As the number of people at risk increases, questions about the manner and scope of government regulation in this area become more urgent, as do questions about why the government has failed take a host of safety-enhancing actions recommended by, among others, the National Academy of Engineering and the National Transportation Safety Board.
Why, for example, do the Department of Transportation and its Pipeline and Hazardous Materials Safety Administration rely so heavily on after-blast reviews, rather than on prevention?
Why do some key safety recommendations from the National Academy of Engineering and the National Transportation Safety Board gather dust? Among these are developing model land use ordinances and standard setbacks for construction near pipelines as part of a risk-based safety strategy, addressing potential damage to natural gas pipelines whose shipping may not have complied with safety rules, and requiring pipeline operators to have a system to calculate estimated release of gas or liquids.

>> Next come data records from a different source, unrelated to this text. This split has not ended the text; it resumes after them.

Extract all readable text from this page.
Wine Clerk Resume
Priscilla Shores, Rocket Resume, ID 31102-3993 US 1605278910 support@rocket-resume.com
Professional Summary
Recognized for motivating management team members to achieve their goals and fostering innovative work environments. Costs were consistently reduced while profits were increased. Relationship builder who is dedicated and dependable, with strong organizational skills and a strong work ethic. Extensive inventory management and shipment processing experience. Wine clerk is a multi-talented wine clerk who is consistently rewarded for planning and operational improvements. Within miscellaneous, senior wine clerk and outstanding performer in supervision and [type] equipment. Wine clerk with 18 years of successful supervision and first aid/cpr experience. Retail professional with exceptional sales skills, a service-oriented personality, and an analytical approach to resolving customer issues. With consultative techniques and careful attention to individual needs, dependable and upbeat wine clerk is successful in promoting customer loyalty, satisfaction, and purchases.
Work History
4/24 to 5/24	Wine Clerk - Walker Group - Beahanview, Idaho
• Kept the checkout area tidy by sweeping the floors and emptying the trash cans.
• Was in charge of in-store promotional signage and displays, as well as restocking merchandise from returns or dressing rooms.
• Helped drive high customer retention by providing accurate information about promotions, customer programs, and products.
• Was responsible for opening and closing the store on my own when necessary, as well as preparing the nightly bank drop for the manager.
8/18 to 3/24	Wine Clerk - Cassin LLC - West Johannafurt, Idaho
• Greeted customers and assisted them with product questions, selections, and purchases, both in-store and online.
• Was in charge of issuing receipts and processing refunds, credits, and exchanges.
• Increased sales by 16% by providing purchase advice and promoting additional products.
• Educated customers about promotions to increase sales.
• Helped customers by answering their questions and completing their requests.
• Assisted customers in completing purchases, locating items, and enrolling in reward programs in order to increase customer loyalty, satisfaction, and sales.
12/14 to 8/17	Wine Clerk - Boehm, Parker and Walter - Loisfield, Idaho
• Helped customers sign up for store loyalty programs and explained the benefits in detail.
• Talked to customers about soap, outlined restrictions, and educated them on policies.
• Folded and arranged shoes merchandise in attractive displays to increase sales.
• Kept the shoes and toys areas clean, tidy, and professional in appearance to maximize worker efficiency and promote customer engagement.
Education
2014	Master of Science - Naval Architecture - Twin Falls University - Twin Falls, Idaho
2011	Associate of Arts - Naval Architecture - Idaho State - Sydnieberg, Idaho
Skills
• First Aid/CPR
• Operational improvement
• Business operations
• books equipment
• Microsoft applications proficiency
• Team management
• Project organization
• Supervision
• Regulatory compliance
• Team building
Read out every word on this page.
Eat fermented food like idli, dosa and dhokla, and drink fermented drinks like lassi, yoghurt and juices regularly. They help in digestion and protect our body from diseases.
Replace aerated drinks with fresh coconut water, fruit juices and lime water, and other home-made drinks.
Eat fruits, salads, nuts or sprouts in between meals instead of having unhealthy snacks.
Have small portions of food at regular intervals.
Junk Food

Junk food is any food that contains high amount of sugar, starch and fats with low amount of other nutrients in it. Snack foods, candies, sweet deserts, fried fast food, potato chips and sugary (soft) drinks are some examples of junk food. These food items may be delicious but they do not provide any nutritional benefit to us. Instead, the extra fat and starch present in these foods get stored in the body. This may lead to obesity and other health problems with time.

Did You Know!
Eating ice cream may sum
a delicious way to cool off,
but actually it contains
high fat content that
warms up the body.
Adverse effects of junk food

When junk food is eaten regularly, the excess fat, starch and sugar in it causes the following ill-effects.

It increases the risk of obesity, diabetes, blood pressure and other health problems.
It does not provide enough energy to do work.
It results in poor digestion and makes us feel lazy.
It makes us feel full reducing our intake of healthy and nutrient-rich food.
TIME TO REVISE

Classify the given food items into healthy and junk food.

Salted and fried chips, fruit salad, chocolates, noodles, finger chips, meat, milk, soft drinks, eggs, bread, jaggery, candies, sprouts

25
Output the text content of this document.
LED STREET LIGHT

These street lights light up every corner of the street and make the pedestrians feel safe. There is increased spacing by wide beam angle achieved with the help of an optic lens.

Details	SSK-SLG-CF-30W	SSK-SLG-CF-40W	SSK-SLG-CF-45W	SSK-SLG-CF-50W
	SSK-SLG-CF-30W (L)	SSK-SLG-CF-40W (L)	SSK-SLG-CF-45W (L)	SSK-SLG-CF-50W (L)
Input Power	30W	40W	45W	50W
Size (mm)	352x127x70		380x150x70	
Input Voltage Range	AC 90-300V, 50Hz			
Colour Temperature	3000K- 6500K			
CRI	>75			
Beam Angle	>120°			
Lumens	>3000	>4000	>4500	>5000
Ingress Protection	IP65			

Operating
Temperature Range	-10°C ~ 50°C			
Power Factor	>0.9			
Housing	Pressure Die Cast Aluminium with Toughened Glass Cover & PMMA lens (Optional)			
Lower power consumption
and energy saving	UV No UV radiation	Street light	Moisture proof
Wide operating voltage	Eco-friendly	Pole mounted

Why has PHMSA not tightened its regulations over time, but instead granted safety waivers? Why doesn’t PHMSA focus on ways to improve detection of corrosion and other damage to pipelines? And why hasn’t PHMSA followed the Transportation Safety Board recommendation that it measure the effectiveness of mandatory notices to people who live or work in zones where a blast would result in certain death or injury?
A massive network
There are three categories of natural gas pipeline systems, one of which poses much greater risks than the others.
The system with the fewest issues so far gathers gas at wellheads and takes it to processing stations. In Fort Worth and some other Texas towns, these gathering lines have begun to attract public concern, an issue that may increase with development of shale gas fields beneath and near cities and towns in Pennsylvania, New York, Colorado and other states.
The largest part of the system is distribution, the roughly 2.1 million miles of small bore pipes that carry natural gas to homes, offices and other buildings. Damage caused by backhoes and other excavation equipment is the largest danger here, but the risks are primarily to careless operators.
The potentially most dangerous system is the one linking gas gathering and gas distribution, the roughly 300,000 miles of pipelines up to 42-inches in diameter that transports gas long distances. The Pipeline and Hazardous Materials Safety Administration has jurisdiction over about 174,000 miles of this system. The rest do not cross state lines and are regulated by state safety agencies.